Let us say that on account of an increase in the production of goods the demand for money increases to the same extent as the supply of money out of “thin air”. Recall that people demand money in order to exchange it for goods. Hence, at some point, the holders of money out of “thin air” will exchange their money for goods. Once this happens, an exchange of nothing for something emerges, which undermines wealth generators.

We can thus conclude that irrespective of whether the total demand for money is rising, what matters is that individuals employ money in their transactions. As we have seen, once money out of ‘thin air’ is introduced into the process of exchange, this weakens wealth generators, and this in turn undermines potential economic growth. Clearly, then, the expansion of money out of “thin air” is always bad news for the economy. Hence, the view that an increase in money out of “thin air” is harmless when fully backed by demand doesn’t hold water.

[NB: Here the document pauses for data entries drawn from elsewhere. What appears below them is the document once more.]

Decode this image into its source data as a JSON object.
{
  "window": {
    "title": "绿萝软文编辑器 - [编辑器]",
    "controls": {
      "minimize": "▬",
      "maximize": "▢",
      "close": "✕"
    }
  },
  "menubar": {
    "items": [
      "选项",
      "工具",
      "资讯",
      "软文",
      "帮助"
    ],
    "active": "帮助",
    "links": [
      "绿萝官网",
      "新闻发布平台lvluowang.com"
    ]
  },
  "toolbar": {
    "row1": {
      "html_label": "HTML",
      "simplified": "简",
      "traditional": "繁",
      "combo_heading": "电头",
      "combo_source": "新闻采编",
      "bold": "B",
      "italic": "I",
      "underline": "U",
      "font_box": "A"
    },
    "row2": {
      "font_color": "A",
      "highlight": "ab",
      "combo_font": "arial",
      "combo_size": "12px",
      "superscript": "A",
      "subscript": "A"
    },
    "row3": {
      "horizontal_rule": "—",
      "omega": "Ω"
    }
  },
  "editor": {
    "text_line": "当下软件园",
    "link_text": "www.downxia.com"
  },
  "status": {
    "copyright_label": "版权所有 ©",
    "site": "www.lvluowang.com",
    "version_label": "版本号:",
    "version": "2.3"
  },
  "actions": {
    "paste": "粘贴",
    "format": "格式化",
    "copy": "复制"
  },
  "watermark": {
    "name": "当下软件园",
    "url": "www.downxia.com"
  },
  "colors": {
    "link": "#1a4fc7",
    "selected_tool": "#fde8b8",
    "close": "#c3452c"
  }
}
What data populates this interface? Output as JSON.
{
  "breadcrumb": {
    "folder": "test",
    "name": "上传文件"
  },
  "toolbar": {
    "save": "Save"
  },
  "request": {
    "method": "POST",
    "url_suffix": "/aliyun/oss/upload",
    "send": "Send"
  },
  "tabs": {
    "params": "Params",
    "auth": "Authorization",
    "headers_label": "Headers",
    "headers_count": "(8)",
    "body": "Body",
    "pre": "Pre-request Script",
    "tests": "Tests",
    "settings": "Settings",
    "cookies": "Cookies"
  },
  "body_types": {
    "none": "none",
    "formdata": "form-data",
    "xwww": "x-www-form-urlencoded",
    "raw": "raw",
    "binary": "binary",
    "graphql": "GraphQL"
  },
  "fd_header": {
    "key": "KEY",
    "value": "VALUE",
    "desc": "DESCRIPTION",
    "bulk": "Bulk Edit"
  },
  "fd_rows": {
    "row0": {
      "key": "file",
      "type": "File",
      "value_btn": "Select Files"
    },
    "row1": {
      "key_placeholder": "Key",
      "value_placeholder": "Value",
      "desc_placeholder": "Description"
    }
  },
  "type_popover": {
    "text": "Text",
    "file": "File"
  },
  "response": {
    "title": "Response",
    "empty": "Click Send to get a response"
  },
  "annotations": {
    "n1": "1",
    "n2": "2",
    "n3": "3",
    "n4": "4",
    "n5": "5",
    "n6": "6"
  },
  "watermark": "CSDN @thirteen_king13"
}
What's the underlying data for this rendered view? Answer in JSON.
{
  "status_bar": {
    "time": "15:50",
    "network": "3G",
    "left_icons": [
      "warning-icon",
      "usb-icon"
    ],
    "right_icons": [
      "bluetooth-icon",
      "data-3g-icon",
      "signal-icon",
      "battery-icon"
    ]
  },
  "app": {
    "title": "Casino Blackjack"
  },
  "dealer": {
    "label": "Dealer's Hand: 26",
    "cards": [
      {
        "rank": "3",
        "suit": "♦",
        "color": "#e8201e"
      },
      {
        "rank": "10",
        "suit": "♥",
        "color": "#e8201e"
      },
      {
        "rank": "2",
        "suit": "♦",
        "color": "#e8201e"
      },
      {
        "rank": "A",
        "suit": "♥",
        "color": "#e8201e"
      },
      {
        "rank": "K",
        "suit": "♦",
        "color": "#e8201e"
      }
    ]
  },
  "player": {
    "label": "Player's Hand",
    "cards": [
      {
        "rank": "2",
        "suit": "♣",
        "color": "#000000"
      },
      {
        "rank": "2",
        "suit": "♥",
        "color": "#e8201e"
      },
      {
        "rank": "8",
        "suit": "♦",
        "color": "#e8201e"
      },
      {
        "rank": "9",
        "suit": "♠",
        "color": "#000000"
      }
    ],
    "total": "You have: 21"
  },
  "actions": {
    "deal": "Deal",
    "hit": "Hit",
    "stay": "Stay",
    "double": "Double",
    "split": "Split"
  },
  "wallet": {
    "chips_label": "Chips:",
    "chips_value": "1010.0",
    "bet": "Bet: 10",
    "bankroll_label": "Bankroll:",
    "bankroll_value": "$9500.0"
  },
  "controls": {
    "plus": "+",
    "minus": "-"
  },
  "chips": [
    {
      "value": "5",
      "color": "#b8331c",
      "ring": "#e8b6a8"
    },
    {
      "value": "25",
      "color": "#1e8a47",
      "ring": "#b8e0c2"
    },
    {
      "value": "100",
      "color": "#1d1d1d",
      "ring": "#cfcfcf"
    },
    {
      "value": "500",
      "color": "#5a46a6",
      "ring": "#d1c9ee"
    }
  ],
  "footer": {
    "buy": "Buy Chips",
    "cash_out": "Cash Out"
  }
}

  • What about real increase demand for money Versus nominal increase demand for money?

    If the quantity of money increases, the nominal demand for money should increase because otherwise demand for money in real terms decreases.

    Curiously, when consumer price hyperinflation sets in, nominal and real demand for money really decreases because people starts to exchange money for real assets as soon as they are able to.

  • Shostak claims that all new fiat money is used for transactions. (That’s in the paras starting “Another way to accommodate the demand is….”). According to the economics text books (which I agree with), people hold money not just for the well known “transactions” motive, but also for the “precautionary” motive – against a rainy day.

    Northern Rock currently has several billion deposited with it which is not being loaned out. Perhaps Shostak can explain this?

    Shostak then tells us that new fiat money “will set in motion an exchange of nothing for something.” Who are the idiots who give away something in exchange for nothing? I’m not in the habit of giving away £10 notes or jewellery in exchange for a clod of earth. Is anyone?

    Moreover, since ALL money in most developed economies is fiat, do we take it that the entire turnover of these economies consists of exchanging “something for nothing”?

    Third, Shostak then claims that fiat money results in the transfer of resources from “wealth-generating to non-wealth-generating activities”. A significant proportion of money is already used to purchase “non wealth generating” stuff: foreign holidays, alcoholic drinks, etc. Is Shostak saying the latter activities should be banned?

  • waramess says:

    Thank goodness for a bit of sanity. Frankly anybody who cannot se the nonsense of a Central Bank printing money in response to the markets demand is not looking.

    The confusion between deflation as a power of evil and an increase in the value of money as a power of good needs to be revisited.

  • We should simply remember that money has got its own (subjective) value and demand derives therefrom. A rise in the demand for money MUST exert its influence by increasing the value of money (be it fiat or gold money) against other goods; any intervention for supply to meet the increased demand (printing more fiat money or spreading more gold from hidden central vaults) is mere biasing market values and prices (injection effects like Cantillon one add further problems).

    The fact that prices do not move as new money demand gets balanced by new money supply simply hides inflationism: if prices had to lower, remaining they the same means (as a difference) a positive, real jump of prices upwards.